Karynna Tolentino, especialista em Conservação da Biodiversidade da Fundação Grupo Boticário, ressalta a importância do conhecimento científico para traçar estratégias e políticas públicas eficazes para proteger a espécie. “Até pouco tempo atrás o boto da Amazônia não tinha status de conservação definido. Eles voltaram a fazer parte da lista vermelha da IUCN em 2018, como espécie ‘em perigo’, depois de serem retirados em 2008, por falta de dados populacionais”, conta a bióloga, lembrando ainda que o boto costuma ser usado como isca para a pesca da piracatinga, atividade proibida por normativa ambiental (MPA/MMA 06/2014) até julho de 2022.
Os botos
Os botos têm uma característica única entre os golfinhos de rio: os machos são maiores do que as fêmeas – em média, 16% mais longos e 55% mais pesados. De forma geral entre as espécies, o tamanho do corpo relativamente maior costuma ser um indicador de agressão entre machos, porque confere vantagem competitiva durante as disputas. O alto nível de dano físico e cicatrizes em botos adultos do sexo masculino também é indicativo de conflitos intensos como competição pelo acesso às fêmeas.
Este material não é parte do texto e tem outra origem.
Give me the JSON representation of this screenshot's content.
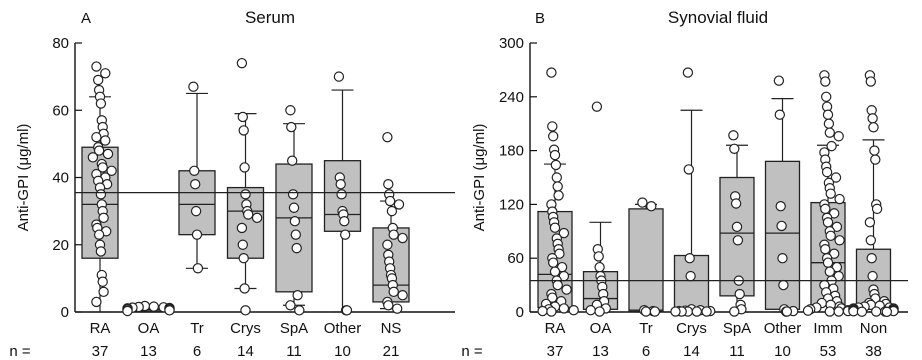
{
  "chart_data": [
    {
      "type": "box",
      "panel": "A",
      "title": "Serum",
      "ylabel": "Anti-GPI (μg/ml)",
      "ylim": [
        0,
        80
      ],
      "yticks": [
        0,
        20,
        40,
        60,
        80
      ],
      "reference_line": 35.5,
      "n_prefix": "n =",
      "groups": [
        {
          "label": "RA",
          "n": "37",
          "box": {
            "whisker_low": 0,
            "q1": 16,
            "median": 32,
            "q3": 49,
            "whisker_high": 64
          },
          "points": [
            73,
            71,
            69,
            66,
            64,
            62,
            57,
            55,
            53,
            52,
            51,
            49,
            48,
            47,
            46,
            44,
            43,
            42,
            41,
            40,
            39,
            38,
            37,
            35,
            32,
            30,
            28,
            26,
            25,
            24,
            23,
            20,
            18,
            11,
            9,
            6,
            3
          ]
        },
        {
          "label": "OA",
          "n": "13",
          "box": {
            "whisker_low": 0,
            "q1": 0.3,
            "median": 0.8,
            "q3": 1.5,
            "whisker_high": 1.8
          },
          "points": [
            1.8,
            1.6,
            1.5,
            1.4,
            1.3,
            1.2,
            1.1,
            1.0,
            0.9,
            0.8,
            0.7,
            0.5,
            0.3
          ]
        },
        {
          "label": "Tr",
          "n": "6",
          "box": {
            "whisker_low": 13,
            "q1": 23,
            "median": 32,
            "q3": 42,
            "whisker_high": 65
          },
          "points": [
            67,
            42,
            38,
            30,
            23,
            13
          ]
        },
        {
          "label": "Crys",
          "n": "14",
          "box": {
            "whisker_low": 7,
            "q1": 16,
            "median": 30,
            "q3": 37,
            "whisker_high": 59
          },
          "points": [
            74,
            58,
            54,
            43,
            35,
            32,
            30,
            29,
            28,
            25,
            20,
            16,
            7,
            0.5
          ]
        },
        {
          "label": "SpA",
          "n": "11",
          "box": {
            "whisker_low": 2,
            "q1": 6,
            "median": 28,
            "q3": 44,
            "whisker_high": 56
          },
          "points": [
            60,
            55,
            45,
            35,
            31,
            27,
            23,
            19,
            5,
            2,
            0.5
          ]
        },
        {
          "label": "Other",
          "n": "10",
          "box": {
            "whisker_low": 0,
            "q1": 24,
            "median": 29,
            "q3": 45,
            "whisker_high": 66
          },
          "points": [
            70,
            40,
            38,
            35,
            30,
            29,
            27,
            23,
            0.5,
            0.5
          ]
        },
        {
          "label": "NS",
          "n": "21",
          "box": {
            "whisker_low": 1,
            "q1": 3,
            "median": 8,
            "q3": 25,
            "whisker_high": 33
          },
          "points": [
            52,
            38,
            35,
            33,
            32,
            30,
            25,
            23,
            22,
            20,
            17,
            15,
            13,
            11,
            10,
            8,
            6,
            5,
            3,
            2,
            1
          ]
        }
      ]
    },
    {
      "type": "box",
      "panel": "B",
      "title": "Synovial fluid",
      "ylabel": "Anti-GPI (μg/ml)",
      "ylim": [
        0,
        300
      ],
      "yticks": [
        0,
        60,
        120,
        180,
        240,
        300
      ],
      "reference_line": 35,
      "n_prefix": "n =",
      "groups": [
        {
          "label": "RA",
          "n": "37",
          "box": {
            "whisker_low": 0,
            "q1": 5,
            "median": 42,
            "q3": 112,
            "whisker_high": 165
          },
          "points": [
            267,
            207,
            196,
            181,
            175,
            164,
            150,
            140,
            130,
            120,
            112,
            106,
            100,
            94,
            88,
            82,
            76,
            70,
            65,
            60,
            55,
            50,
            45,
            40,
            35,
            30,
            25,
            20,
            16,
            12,
            9,
            6,
            4,
            3,
            2,
            1,
            0.5
          ]
        },
        {
          "label": "OA",
          "n": "13",
          "box": {
            "whisker_low": 0,
            "q1": 3,
            "median": 15,
            "q3": 45,
            "whisker_high": 100
          },
          "points": [
            229,
            70,
            62,
            50,
            40,
            35,
            28,
            20,
            12,
            8,
            4,
            2,
            0.5
          ]
        },
        {
          "label": "Tr",
          "n": "6",
          "box": {
            "whisker_low": 0,
            "q1": 0.5,
            "median": 2,
            "q3": 115,
            "whisker_high": 120
          },
          "points": [
            122,
            118,
            2,
            1,
            0.5,
            0.5
          ]
        },
        {
          "label": "Crys",
          "n": "14",
          "box": {
            "whisker_low": 0,
            "q1": 0.5,
            "median": 2,
            "q3": 63,
            "whisker_high": 225
          },
          "points": [
            267,
            159,
            60,
            40,
            3,
            2,
            1.5,
            1,
            1,
            0.5,
            0.5,
            0.5,
            0.5,
            0.5
          ]
        },
        {
          "label": "SpA",
          "n": "11",
          "box": {
            "whisker_low": 0,
            "q1": 18,
            "median": 88,
            "q3": 150,
            "whisker_high": 186
          },
          "points": [
            197,
            182,
            129,
            121,
            95,
            80,
            35,
            20,
            8,
            3,
            0.5
          ]
        },
        {
          "label": "Other",
          "n": "10",
          "box": {
            "whisker_low": 0,
            "q1": 3,
            "median": 88,
            "q3": 168,
            "whisker_high": 238
          },
          "points": [
            258,
            220,
            118,
            96,
            60,
            30,
            3,
            1,
            0.5,
            0.5
          ]
        },
        {
          "label": "Imm",
          "n": "53",
          "box": {
            "whisker_low": 0,
            "q1": 8,
            "median": 55,
            "q3": 122,
            "whisker_high": 186
          },
          "points": [
            264,
            257,
            240,
            229,
            220,
            210,
            200,
            196,
            185,
            178,
            170,
            162,
            156,
            150,
            144,
            138,
            132,
            126,
            120,
            115,
            110,
            105,
            100,
            95,
            90,
            85,
            80,
            75,
            70,
            65,
            60,
            55,
            50,
            45,
            40,
            35,
            30,
            26,
            22,
            18,
            15,
            12,
            10,
            8,
            6,
            5,
            4,
            3,
            2,
            1.5,
            1,
            0.5,
            0.5
          ]
        },
        {
          "label": "Non",
          "n": "38",
          "box": {
            "whisker_low": 0,
            "q1": 3,
            "median": 8,
            "q3": 70,
            "whisker_high": 192
          },
          "points": [
            264,
            257,
            225,
            216,
            206,
            180,
            170,
            120,
            115,
            100,
            80,
            60,
            40,
            25,
            20,
            15,
            12,
            10,
            9,
            8,
            7,
            6,
            5,
            5,
            4,
            4,
            3,
            3,
            2,
            2,
            1.5,
            1,
            1,
            0.8,
            0.5,
            0.5,
            0.3,
            0.2
          ]
        }
      ]
    }
  ]
}
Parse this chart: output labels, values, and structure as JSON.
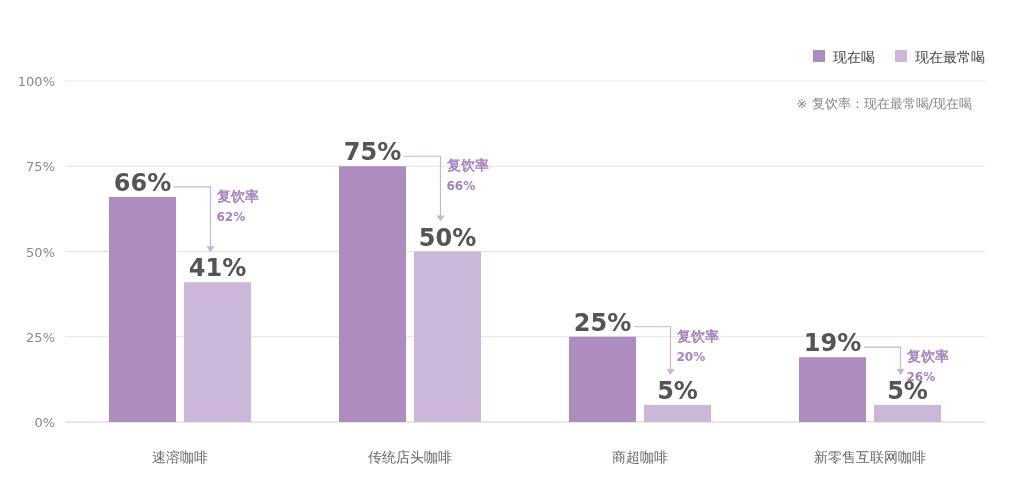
{
  "chart_data": {
    "type": "bar",
    "categories": [
      "速溶咖啡",
      "传统店头咖啡",
      "商超咖啡",
      "新零售互联网咖啡"
    ],
    "series": [
      {
        "name": "现在喝",
        "color": "#ad8dc0",
        "values": [
          66,
          75,
          25,
          19
        ],
        "value_labels": [
          "66%",
          "75%",
          "25%",
          "19%"
        ]
      },
      {
        "name": "现在最常喝",
        "color": "#cbb7d8",
        "values": [
          41,
          50,
          5,
          5
        ],
        "value_labels": [
          "41%",
          "50%",
          "5%",
          "5%"
        ]
      }
    ],
    "ylim": [
      0,
      100
    ],
    "yticks": [
      {
        "value": 0,
        "label": "0%"
      },
      {
        "value": 25,
        "label": "25%"
      },
      {
        "value": 50,
        "label": "50%"
      },
      {
        "value": 75,
        "label": "75%"
      },
      {
        "value": 100,
        "label": "100%"
      }
    ],
    "grid": "y",
    "legend": "top right",
    "annotations": [
      "复饮率\n62%",
      "复饮率\n66%",
      "复饮率\n20%",
      "复饮率\n26%",
      "※ 复饮率：现在最常喝/现在喝"
    ]
  }
}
São também animais de vida longa (35 anos em média) e com comportamento reprodutivo polígamo. As fêmeas têm um período de gestação de pouco mais de um ano, com cuidados maternos prolongados e de perfil protetor, mantendo-se próximas a seus filhotes durante todo o primeiro ano de vida. No entanto, quando os filhotes são atacados por machos adultos, elas não têm como os defender.